Das Projekt zur Kulturentwicklung wurde in drei systematischen Stufen umgesetzt.
Mehr Entscheidungsbefugnisse
Natürlich mussten dazu die Rahmenbedingungen angepasst werden. Daher übertrug die Geschäftsführung dem mittleren und dem oberen Management umfassende Entscheidungsbefugnisse, um selbstverantwortliches Führen und Entscheiden sowie kontroverse Diskussionen bereichs- und hierarchieübergreifend zu ermöglichen. Dafür war es erforderlich, insbesondere die Führungsfähigkeiten des Mittelmanagements zu entwickeln und im Rahmen von Workshops einen intensiven Austausch zwischen allen Managementebenen zu unterstützen. Auch die Auseinandersetzung mit dem kulturellen Bewusstsein stand auf der Agenda.
Diese Entwicklungsarbeit und neue Entscheidungsspielräume bereicherten und motivierten die Führungskräfte. Denn während sie – begründet durch die alte Unternehmenskultur – vorher nur selten wichtige Entscheidungen treffen durften und sich nach oben absicherten, wurden die Mittelmanager sukzessive zu offen diskutierenden, selbstständig handelnden Akteuren, die in ihren Bereichen Aktivitäten und Ideen entwickelten, die ihr Unternehmen nach vorne brachten. Wenn die Übernahme von Entscheidungen mal zu einem Fehler führte, sollte dies nicht mit einem Entzug des Vertrauens geahndet werden. Im Gegenteil, es galt, gemeinsam nach einer Lösung zu suchen.

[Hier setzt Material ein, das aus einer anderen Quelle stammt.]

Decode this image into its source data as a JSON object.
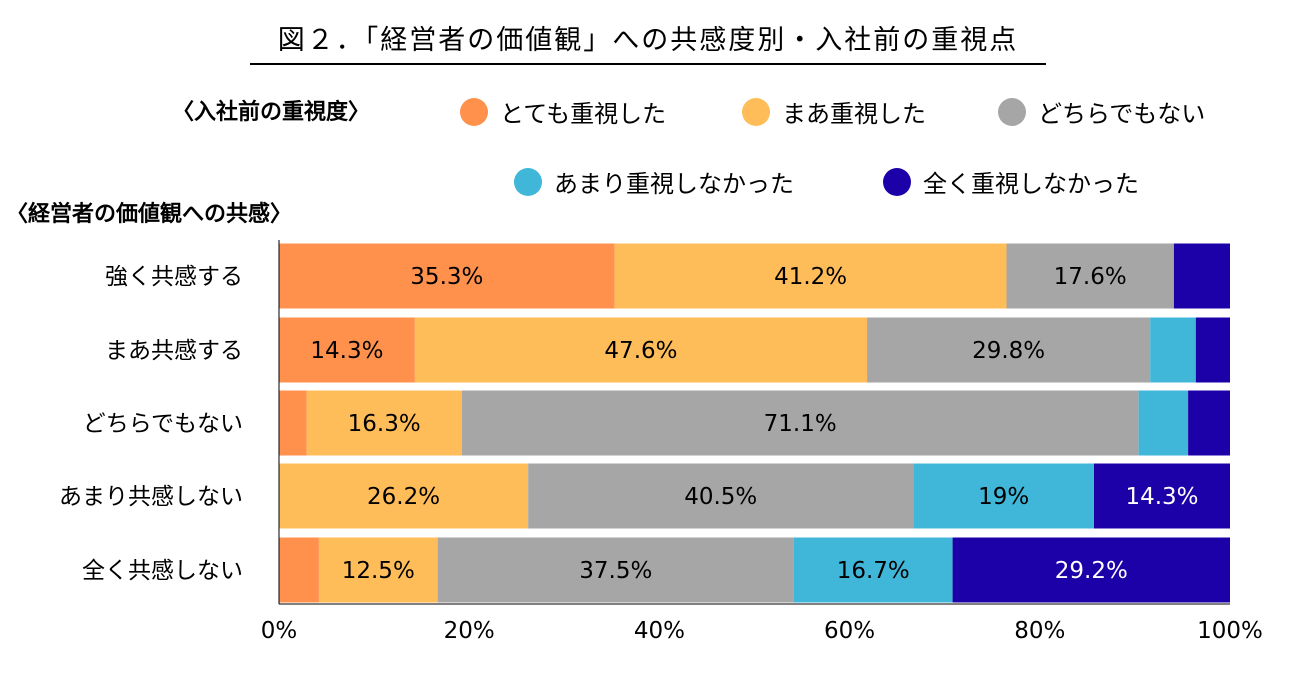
{
  "title": "図２．「経営者の価値観」への共感度別・入社前の重視点",
  "legend_heading": "〈入社前の重視度〉",
  "axis_heading": "〈経営者の価値観への共感〉",
  "chart_data": {
    "type": "bar",
    "orientation": "horizontal",
    "stacked": "percent",
    "categories": [
      "強く共感する",
      "まあ共感する",
      "どちらでもない",
      "あまり共感しない",
      "全く共感しない"
    ],
    "series": [
      {
        "name": "とても重視した",
        "color": "#FF914D",
        "values": [
          35.3,
          14.3,
          2.9,
          0,
          4.2
        ],
        "labels": [
          "35.3%",
          "14.3%",
          "",
          "",
          ""
        ]
      },
      {
        "name": "まあ重視した",
        "color": "#FFBD59",
        "values": [
          41.2,
          47.6,
          16.3,
          26.2,
          12.5
        ],
        "labels": [
          "41.2%",
          "47.6%",
          "16.3%",
          "26.2%",
          "12.5%"
        ]
      },
      {
        "name": "どちらでもない",
        "color": "#A6A6A6",
        "values": [
          17.6,
          29.8,
          71.1,
          40.5,
          37.5
        ],
        "labels": [
          "17.6%",
          "29.8%",
          "71.1%",
          "40.5%",
          "37.5%"
        ]
      },
      {
        "name": "あまり重視しなかった",
        "color": "#40B6D9",
        "values": [
          0,
          4.8,
          5.2,
          19,
          16.7
        ],
        "labels": [
          "",
          "",
          "",
          "19%",
          "16.7%"
        ]
      },
      {
        "name": "全く重視しなかった",
        "color": "#1C00A8",
        "values": [
          5.9,
          3.6,
          4.4,
          14.3,
          29.2
        ],
        "labels": [
          "",
          "",
          "",
          "14.3%",
          "29.2%"
        ]
      }
    ],
    "xlim": [
      0,
      100
    ],
    "xticks": [
      "0%",
      "20%",
      "40%",
      "60%",
      "80%",
      "100%"
    ],
    "legend_position": "top"
  }
}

Anders als in anderen Unternehmen wurde das Mittelmanagement somit nicht in seinen Einflussmöglichkeiten und Fähigkeiten unterschätzt und als Hemmschuh betrachtet. Vielmehr wurde es gezielt entwickelt und gestärkt. Dass die Geschäftsführung immer wieder Zeichen des Vertrauens „von oben“ sendete und dass auch jungen Mitarbeitern etwas zugetraut wurde, war auch wichtig.
Fortschritte messen
Lange galt, dass es sieben bis 30 Jahre dauern kann, bis sich eine Unternehmenskultur ausreichend tief und nachhaltig verändert. Inzwischen ist wissenschaftlich belegt, dass dies bereits in deutlich kürzerer Zeit möglich ist. Ein merklicher und messbarer Kulturwandel bei der Bayerischen Hausbau vollzog sich in nur zwei Jahren. Das bestätigen die durchgeführten Erhebungen. Wichtig dabei: Die Messmethoden waren individuell auf das Unternehmen zugeschnitten und folgten keiner standardisierten Typologie, die Entwicklungen wurden regelmäßig mithilfe quantitativer Befragungen gemessen. Diese Befragungen basierten stets auf den unternehmensspezifischen Anforderungen und dem kulturellen Leitsatz. Neben den quantitativen Befragungen wurden teilstrukturierte Interviews mit Führungskräften verschiedener Ebenen durchgeführt. Außerdem flossen Erkenntnisse aus Prozessbeobachtungen in die Bewertung ein. Basierend auf den Ergebnissen und Erfahrungen bei der Bayerischen Hausbau wurde später ein Messinstrument entwickelt, das in Organisationen eingesetzt werden kann. Dieses Messinstrument, der sogenannte Lateral Culture Index, erfüllt wissenschaftliche Kriterien. Es misst den Status der lateralen Kultur im Unternehmen und eignet sich auch als Monitoring-Instrument für Veränderungsprozesse. Erhoben werden die Faktoren: Führen auf Augenhöhe, Ideenkultur und Offenheit für Verbesserungen/Neuheiten, Handlungsspielraum und Entscheidungsfreiheit (Organisational), Eigenverantwortung und Selbstständigkeit (Personal), Flexibilität und Abwechslungsreichtum, Beschwerdekultur und Transparenz der Ziele.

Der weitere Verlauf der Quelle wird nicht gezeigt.